Che tipo di contro-proposta vi aspettate dal governo?

Vedremo, probabilmente un’operazione spot: detassazione dei rinnovi contrattuali, una copertura minima per chi è senza alcuna tutela rispetto al dumping salariale, ma non il salario minimo per legge. La conversione della destra alla contrattazione collettiva è opportunista e temporanea. D’altra parte hanno varato il decreto lavoro il primo maggio convocando i sindacati all’ultimo minuto. Non risolveranno così l’emergenza del lavoro povero perché non vedono il cuore del problema: la centralità dei diritti sociali in un mondo produttivo che cambia.
Anche in un recente video Meloni vi ha chiesto perché non avete istituito il salario prima nella scorsa legislatura. Cosa risponde?

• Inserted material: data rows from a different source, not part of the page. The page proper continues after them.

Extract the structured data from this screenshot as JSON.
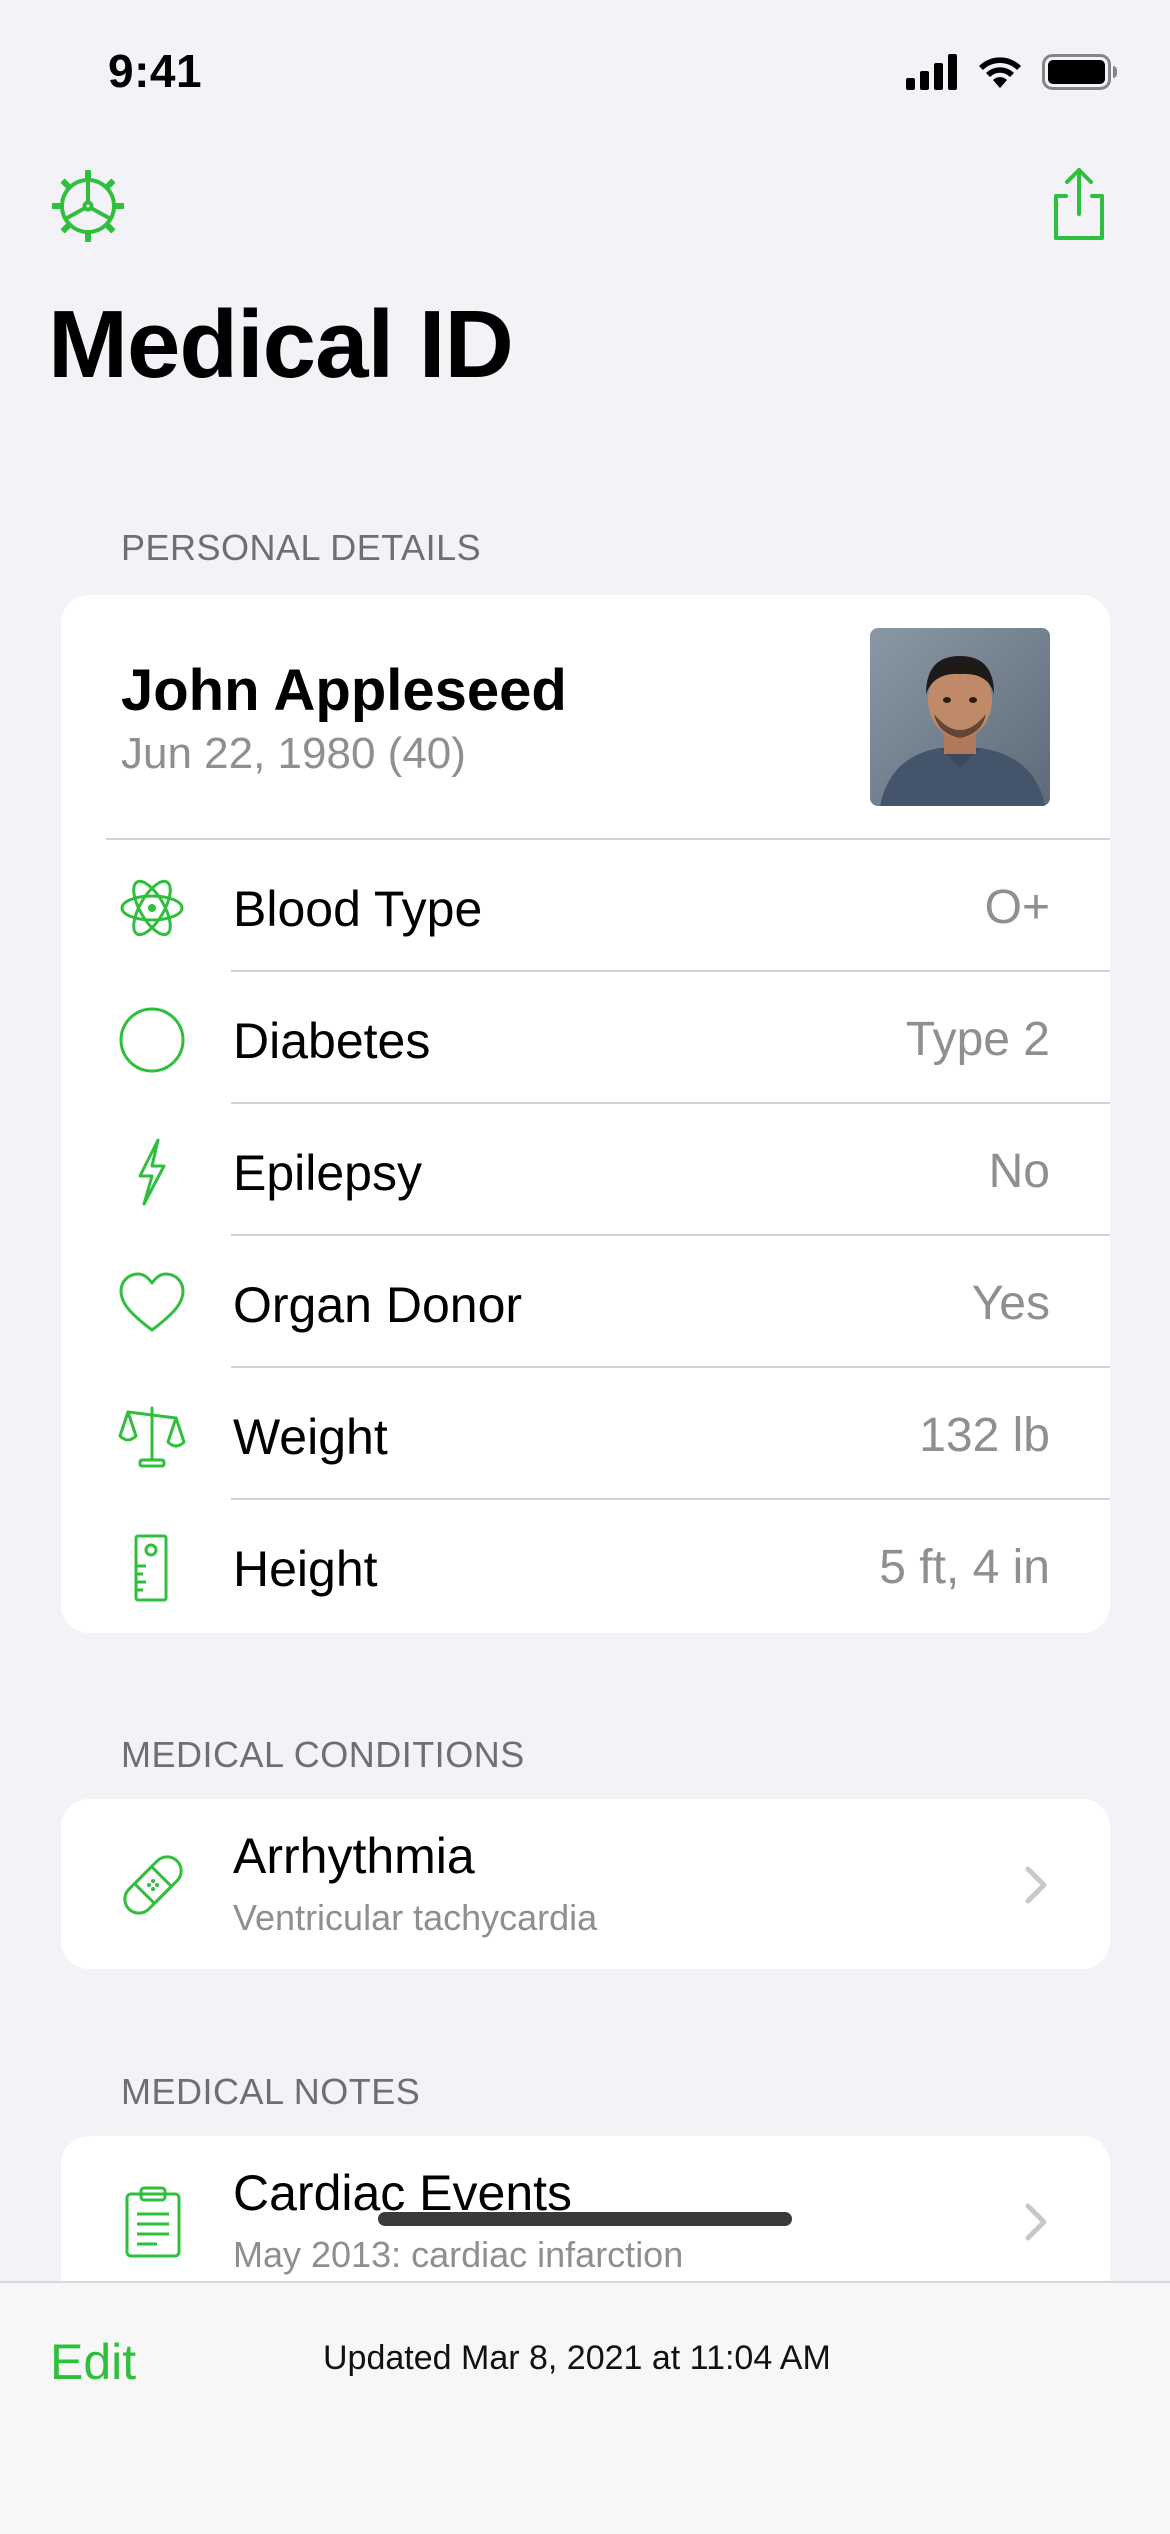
{
  "status_bar": {
    "time": "9:41"
  },
  "header": {
    "title": "Medical ID",
    "settings_icon": "gear-icon",
    "share_icon": "share-icon"
  },
  "accent_color": "#2fbf3c",
  "personal_details": {
    "section_title": "PERSONAL DETAILS",
    "name": "John Appleseed",
    "dob": "Jun 22, 1980 (40)",
    "rows": [
      {
        "label": "Blood Type",
        "value": "O+",
        "icon": "atom-icon"
      },
      {
        "label": "Diabetes",
        "value": "Type 2",
        "icon": "circle-icon"
      },
      {
        "label": "Epilepsy",
        "value": "No",
        "icon": "bolt-icon"
      },
      {
        "label": "Organ Donor",
        "value": "Yes",
        "icon": "heart-icon"
      },
      {
        "label": "Weight",
        "value": "132 lb",
        "icon": "scale-icon"
      },
      {
        "label": "Height",
        "value": "5 ft, 4 in",
        "icon": "ruler-icon"
      }
    ]
  },
  "medical_conditions": {
    "section_title": "MEDICAL CONDITIONS",
    "items": [
      {
        "title": "Arrhythmia",
        "subtitle": "Ventricular tachycardia",
        "icon": "bandage-icon"
      }
    ]
  },
  "medical_notes": {
    "section_title": "MEDICAL NOTES",
    "items": [
      {
        "title": "Cardiac Events",
        "subtitle": "May 2013: cardiac infarction",
        "icon": "clipboard-icon"
      }
    ]
  },
  "footer": {
    "edit_label": "Edit",
    "updated_text": "Updated Mar 8, 2021 at 11:04 AM"
  }
}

Perché non c’è stata mai una maggioranza in Parlamento. Nel 2021 col governo Conte il dibattito era a buon punto poi Renzi staccò la spina. In quello Draghi l’allora ministro del lavoro Andrea Orlando era arrivato a un soffio con la condivisione anche delle parti sociali. Lega e Forza Italia erano però fortemente contrarie e a luglio il governo cadde. Landini e Bombardieri sono d’accordo con il salario minimo: la crescita del lavoro povero nei servizi e un codice degli appalti che ha reintrodotto la vergogna dei subappalti a cascata ci dicono che esistono settori dove contrattare è più faticoso.
Quali?

I rider, ad esempio. Ma parliamo anche del caso più recente: gli Uffizi a Firenze. La direzione del museo ha annunciato che aumenterà il costo dei biglietti a 25 euro per un altro mese dell’anno, ma a 250 lavoratori del quinto museo al mondo viene garantita solo più precarietà. Noi siamo solidali con la loro mobilitazione.